In order to manage supraharmonics and consequently to ensure EMC, the respective emissions as well as their summation and propagation need to be identified and analyzed, both from the perspective of equipment and the distribution network. Thereby, this course presents the recent developments in measuring disturbance levels and impedance characteristics of the power network within 2 – 150 kHz. Beside the measurement techniques, also results of several measurement campaigns are presented and discussed including the summation of emission from multiple devices and their propagation in the network. Furthermore, the course covers recent findings in predicting and modeling of supraharmonics with respect to single-phase and three-phase power electronic converters utilizing analytical and black-box modeling techniques as effective approaches in comparison with real-time supraharmonics measurements. Moreover, possible strategies in mitigating supraharmonics and adapting to the new upcoming standard emission limits will be discussed.

Morning (09:30 – 13:00)

Modular Multi-Level Converter enabling Reliability-Oriented Control and Fault Protection in MVdc Grids

  • Marco Liserre (Christian-Albrechts-Universität zu Kiel)
  • Rongwu Zhu (Harbin Institute of Technology)
  • Marius Langwasser (Christian-Albrechts-Universität zu Kiel)

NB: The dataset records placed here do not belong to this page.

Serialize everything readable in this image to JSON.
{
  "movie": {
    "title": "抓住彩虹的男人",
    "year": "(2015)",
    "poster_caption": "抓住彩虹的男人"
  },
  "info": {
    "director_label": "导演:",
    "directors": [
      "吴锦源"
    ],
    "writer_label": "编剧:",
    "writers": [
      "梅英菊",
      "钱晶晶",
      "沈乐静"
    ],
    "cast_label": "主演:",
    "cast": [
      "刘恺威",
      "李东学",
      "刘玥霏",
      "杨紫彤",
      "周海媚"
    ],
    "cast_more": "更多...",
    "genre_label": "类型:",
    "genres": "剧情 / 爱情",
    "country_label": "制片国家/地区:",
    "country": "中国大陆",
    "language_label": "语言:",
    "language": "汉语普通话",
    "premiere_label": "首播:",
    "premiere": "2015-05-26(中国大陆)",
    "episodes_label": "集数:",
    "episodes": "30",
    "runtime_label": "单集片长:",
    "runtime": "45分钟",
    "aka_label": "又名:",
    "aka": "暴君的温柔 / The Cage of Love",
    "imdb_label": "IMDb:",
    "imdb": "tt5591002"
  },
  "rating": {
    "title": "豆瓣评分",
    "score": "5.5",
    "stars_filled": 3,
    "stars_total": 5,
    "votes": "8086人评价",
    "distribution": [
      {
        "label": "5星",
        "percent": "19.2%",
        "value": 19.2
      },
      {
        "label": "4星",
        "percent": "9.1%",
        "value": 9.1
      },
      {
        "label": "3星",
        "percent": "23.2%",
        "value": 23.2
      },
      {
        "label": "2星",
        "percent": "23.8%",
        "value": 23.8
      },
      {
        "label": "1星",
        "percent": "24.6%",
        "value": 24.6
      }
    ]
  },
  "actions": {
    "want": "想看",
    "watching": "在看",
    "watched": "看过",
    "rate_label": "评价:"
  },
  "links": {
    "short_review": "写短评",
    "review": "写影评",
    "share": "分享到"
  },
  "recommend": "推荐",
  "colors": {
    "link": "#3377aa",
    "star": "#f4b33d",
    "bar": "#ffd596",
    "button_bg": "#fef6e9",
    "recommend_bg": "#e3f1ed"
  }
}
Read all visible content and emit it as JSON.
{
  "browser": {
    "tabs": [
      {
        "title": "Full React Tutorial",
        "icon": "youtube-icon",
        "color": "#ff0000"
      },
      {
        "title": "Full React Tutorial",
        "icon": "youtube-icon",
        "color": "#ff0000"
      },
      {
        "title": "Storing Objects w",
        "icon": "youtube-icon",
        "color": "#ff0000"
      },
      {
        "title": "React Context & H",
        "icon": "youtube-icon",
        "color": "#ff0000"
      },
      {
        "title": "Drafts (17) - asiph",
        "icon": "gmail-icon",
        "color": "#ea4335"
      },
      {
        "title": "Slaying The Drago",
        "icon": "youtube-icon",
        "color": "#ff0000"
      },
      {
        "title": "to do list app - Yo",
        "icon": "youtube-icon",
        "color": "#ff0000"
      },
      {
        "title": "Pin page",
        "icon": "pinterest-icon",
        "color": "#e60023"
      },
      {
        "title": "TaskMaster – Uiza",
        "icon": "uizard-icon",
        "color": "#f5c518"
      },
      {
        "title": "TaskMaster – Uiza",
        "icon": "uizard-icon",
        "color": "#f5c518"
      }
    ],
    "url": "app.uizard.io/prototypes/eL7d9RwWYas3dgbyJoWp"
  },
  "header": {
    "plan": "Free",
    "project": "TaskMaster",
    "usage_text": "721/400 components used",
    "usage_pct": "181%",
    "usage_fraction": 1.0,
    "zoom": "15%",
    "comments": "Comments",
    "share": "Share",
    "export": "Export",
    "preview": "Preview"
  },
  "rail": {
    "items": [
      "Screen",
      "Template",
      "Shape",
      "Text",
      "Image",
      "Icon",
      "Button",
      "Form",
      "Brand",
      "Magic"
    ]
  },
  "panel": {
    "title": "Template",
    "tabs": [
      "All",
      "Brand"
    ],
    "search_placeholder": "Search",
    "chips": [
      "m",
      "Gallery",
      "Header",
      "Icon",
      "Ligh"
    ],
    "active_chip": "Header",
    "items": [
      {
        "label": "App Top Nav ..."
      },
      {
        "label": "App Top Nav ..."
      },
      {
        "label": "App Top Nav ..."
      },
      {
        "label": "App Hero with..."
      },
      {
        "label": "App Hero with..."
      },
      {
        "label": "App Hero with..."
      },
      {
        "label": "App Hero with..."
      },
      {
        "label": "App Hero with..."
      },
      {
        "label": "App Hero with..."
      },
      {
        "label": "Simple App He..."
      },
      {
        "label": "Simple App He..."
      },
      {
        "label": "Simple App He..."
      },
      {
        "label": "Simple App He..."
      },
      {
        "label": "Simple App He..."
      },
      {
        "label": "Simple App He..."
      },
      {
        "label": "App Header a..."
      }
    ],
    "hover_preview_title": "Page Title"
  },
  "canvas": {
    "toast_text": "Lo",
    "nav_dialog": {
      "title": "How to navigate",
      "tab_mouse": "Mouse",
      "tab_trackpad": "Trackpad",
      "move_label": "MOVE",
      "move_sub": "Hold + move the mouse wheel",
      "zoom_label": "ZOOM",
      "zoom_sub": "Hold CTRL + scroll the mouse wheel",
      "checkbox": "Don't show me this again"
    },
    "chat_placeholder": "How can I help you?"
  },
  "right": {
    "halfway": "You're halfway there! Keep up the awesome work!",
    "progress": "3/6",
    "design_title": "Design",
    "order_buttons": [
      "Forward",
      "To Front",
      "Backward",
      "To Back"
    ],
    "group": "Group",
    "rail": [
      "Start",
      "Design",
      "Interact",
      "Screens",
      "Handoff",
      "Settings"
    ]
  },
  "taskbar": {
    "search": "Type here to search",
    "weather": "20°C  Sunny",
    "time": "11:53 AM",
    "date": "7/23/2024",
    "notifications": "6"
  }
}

The modular multi-level converter is already established in HVDC applications and it is a promising technology also for MVDC grids. In this context, this tutorial is intended to introduce the recent advancements of the modular multi-level converter dealing with control and fault management of MVDC grids. Due to the great number of devices used in modular multi-level converter, component fault diagnosis, fault tolerance capability and lifetime management become some of the main predominant challenges to ensure the reliable and safe operation. Apart from the converter internal faults, in the dc side fed by the modular multi-level converter, the grid faults have high dynamics and inrush currents, which challenge both the grid protection system and converters reliability. This tutorial will start from topology of modular multi-level converter with and without the medium/high frequency galvanic isolation. Then, power routing and active thermal control-based lifetime management for the modular multi-level converter are introduced. Afterwards, the parameter monitoring, reliability, fault localization, and post-fault operation strategies of the modular multi-level converter will be presented. In the last part, the tutorial will present the solutions for medium voltage dc fault protection.